No Weddings (No Weddings #1)(31)



“Of course, I also think it’s not all pretty ponies and fairy tales. Real love is messy. It’s fights, but more about the making up. It’s pulling apart to find our own paths, but running together and holding on tight, refusing to let go. Love is the calm in the middle of the storm.”

Hannah painted the world beautiful in a way I hadn’t expected. In a way I related to. Casting a jumble of pieces into complete disarray, she reassembled it into a whole new perspective. Life didn’t have to be good or bad. We didn’t have only one predestined road to follow. Life existed not in the black and white, but in the gray.

The realist in me knew that. My business mind had embraced the notion without ever giving it a second thought. Failure in business was not an option, it was only a learning point—a means to succeed, part of living in the gray.

Why was I so black and white when it came to my heart?

As I sat there, held by someone who had been there and survived, I remembered why. And accepted it. I’d buried my emotions behind a wall of steel because I hadn’t been ready. I didn’t want to trust that it would never happen again.

And…it had hurt like a motherf*cking bitch.





Dinner at my place had turned into something more than just dinner at my place.

Ever dance with someone without touching?

Neither had I.

Until Hannah.

Nothing more of any emotional importance had been said on the dock that night. We’d been tapped out and retreated to our separate mental corners.

Our dinner and business-study arrangement had continued at my house the next few times, a comfortable routine that I’d begun to look forward to. I liked having her in my house, in my kitchen that she seemed to come alive in, that she commanded with expert grace.

The guys grilled me for the dinner schedule, rearranging plans if anything conflicted. They wanted to make sure they were present for any meal she cooked. And it wasn’t only about the food. Her clever wit and jibes kept us on our toes. What I’d once thought was her ice-queen demeanor seemed to be transforming, in part, into a wicked sense of humor.

“I don’t know, Mase. What’s wrong with your hair?” She peered over her glass of the chardonnay she’d brought to pair with the fish, an entrée she’d prepared and we’d decimated.

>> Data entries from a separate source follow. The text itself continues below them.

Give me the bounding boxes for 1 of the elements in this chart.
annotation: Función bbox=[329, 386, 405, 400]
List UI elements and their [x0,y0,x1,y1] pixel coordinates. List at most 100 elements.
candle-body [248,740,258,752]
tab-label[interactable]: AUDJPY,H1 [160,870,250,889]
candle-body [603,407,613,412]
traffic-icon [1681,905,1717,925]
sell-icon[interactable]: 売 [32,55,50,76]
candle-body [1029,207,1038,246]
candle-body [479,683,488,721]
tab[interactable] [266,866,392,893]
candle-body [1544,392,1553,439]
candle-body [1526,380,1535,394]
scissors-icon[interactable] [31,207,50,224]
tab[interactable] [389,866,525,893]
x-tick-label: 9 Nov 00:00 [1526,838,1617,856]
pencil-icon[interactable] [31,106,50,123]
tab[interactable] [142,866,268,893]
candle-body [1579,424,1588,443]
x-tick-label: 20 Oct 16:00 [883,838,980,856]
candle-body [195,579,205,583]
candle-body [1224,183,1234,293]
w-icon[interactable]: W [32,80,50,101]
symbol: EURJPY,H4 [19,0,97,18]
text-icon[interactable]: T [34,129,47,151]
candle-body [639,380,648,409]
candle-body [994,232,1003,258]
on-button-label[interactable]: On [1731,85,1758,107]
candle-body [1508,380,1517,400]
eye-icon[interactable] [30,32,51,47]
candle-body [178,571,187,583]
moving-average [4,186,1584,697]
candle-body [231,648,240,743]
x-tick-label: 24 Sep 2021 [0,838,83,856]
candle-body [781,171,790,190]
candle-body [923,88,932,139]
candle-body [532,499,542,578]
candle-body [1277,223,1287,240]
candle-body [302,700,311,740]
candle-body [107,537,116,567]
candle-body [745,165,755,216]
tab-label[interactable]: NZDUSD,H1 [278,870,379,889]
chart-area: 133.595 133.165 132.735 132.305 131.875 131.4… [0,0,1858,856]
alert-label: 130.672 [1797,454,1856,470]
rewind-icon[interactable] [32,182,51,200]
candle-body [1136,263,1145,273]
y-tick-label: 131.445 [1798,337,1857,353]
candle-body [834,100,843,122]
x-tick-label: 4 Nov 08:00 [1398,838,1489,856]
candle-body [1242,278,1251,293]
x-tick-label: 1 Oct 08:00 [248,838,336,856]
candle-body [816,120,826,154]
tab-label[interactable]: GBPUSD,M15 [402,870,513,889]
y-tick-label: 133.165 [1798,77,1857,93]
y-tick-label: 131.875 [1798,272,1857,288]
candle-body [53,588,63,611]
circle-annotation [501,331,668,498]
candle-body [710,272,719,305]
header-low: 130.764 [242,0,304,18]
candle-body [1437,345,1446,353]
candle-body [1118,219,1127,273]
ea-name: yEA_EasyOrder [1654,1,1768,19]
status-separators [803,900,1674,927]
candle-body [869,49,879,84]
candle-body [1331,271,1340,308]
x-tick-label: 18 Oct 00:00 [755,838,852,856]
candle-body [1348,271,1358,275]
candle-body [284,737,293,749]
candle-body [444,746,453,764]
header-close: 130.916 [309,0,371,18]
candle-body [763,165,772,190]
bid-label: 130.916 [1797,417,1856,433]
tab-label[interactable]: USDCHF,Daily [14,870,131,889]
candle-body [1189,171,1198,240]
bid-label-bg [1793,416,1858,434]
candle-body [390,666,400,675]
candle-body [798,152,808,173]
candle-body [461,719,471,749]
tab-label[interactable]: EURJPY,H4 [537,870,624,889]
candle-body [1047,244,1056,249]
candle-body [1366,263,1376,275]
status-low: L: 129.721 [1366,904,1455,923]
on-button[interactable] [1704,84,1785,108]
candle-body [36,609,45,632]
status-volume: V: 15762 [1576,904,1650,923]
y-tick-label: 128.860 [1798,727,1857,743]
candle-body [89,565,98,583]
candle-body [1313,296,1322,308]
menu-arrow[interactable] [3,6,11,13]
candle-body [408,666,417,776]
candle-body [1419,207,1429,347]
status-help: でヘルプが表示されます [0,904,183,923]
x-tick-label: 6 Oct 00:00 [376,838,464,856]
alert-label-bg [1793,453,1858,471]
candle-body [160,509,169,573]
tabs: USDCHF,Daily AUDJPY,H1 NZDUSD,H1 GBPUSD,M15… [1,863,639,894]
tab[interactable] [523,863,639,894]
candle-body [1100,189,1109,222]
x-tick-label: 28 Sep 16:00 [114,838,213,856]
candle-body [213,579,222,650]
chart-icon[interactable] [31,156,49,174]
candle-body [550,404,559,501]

I glanced at Mase. His mop had grown to a whole new level of ragged, hanging past his brows, spiked ends shadowing his eyes. Laura hated it and kept harping at him about it.

Which made the defiant guy only want to grow it longer. “Laura seems to like it just fine when fisting her hands into it.” He smirked.

“That why you’re growing it out? Giving her handlebars to hold on to for the ride?” Hannah arched a brow, fighting a smile.

Mase blinked and his focus fuzzed out, like he imagined Laura riding him in pornographic detail. I tossed a dinner roll at him, and we all busted up, laughing.

No other girls were allowed at these sacred dinners. We hadn’t outright discussed the subject, but in unwritten guy code, we wanted Hannah all to ourselves. She’d become one of us with her raunchy banter and fearlessness. She was ours. And we didn’t want to share.

When dinner wound down, Ben and Mase happily cleaned up the mess. We went back to my room, which had slowly gotten cleaner as her visits continued. Each time, her attention strayed to the new details, but she never said anything. And although I hadn’t felt the need to become a total neat freak (my OCD tendencies didn’t go that far), a little tidying seemed the least I could do for her caving and coming to my place all the time.

And just like the first time, and the handful of nights since then, I took the chair by the desk, giving her space on my bed. It had become her territory.

The bedding had also been completely redone. I never wanted her to hesitate with touching my pillow, or anything else of mine, again.

A complete one-eighty from the stark black sheets and comforter that had once covered the bed, I’d had the sales girl pick something less “sex god” and more “safe study zone” while emphasizing no flowers or patterns of any kind. I had no idea how people relaxed with all that blaring visual noise surrounding them, eyes closed or not.

Hannah threw her body into the center of the organic, beige duvet cover (the sales girl had raked me over the coals, insisting it was the safest fabric to cover my new down duvet). Yep, I now own something called a duvet. Four new organic pillows rested against the headboard, covered in pillowcases that were a pale green—“celery,” if I remembered the sales girl correctly.

None of the sales pitch had made any difference to me, though. All that mattered was Hannah had made herself comfortable there. Sure, upon discovering the bedding makeover on her second visit, she’d cocked a questioning brow at me. But I’d simply shrugged and cited a long overdue need to replace threadbare sheets, which had been true, even if not the sole reason.

She glanced up at me, waiting, with a huge smile on a face that had grown more beautiful every time I saw it.

Since that night on the dock, we’d gone back to our old routine: my teasing her from her front lobby, her catching me off guard with a heated stare, even if she was speckled with bits of frosting. She’d stopped going through the effort of wearing high heels and skirts, which was fine with me, because it didn’t matter what she wore—the girl beneath the clothing made my pulse catch fire.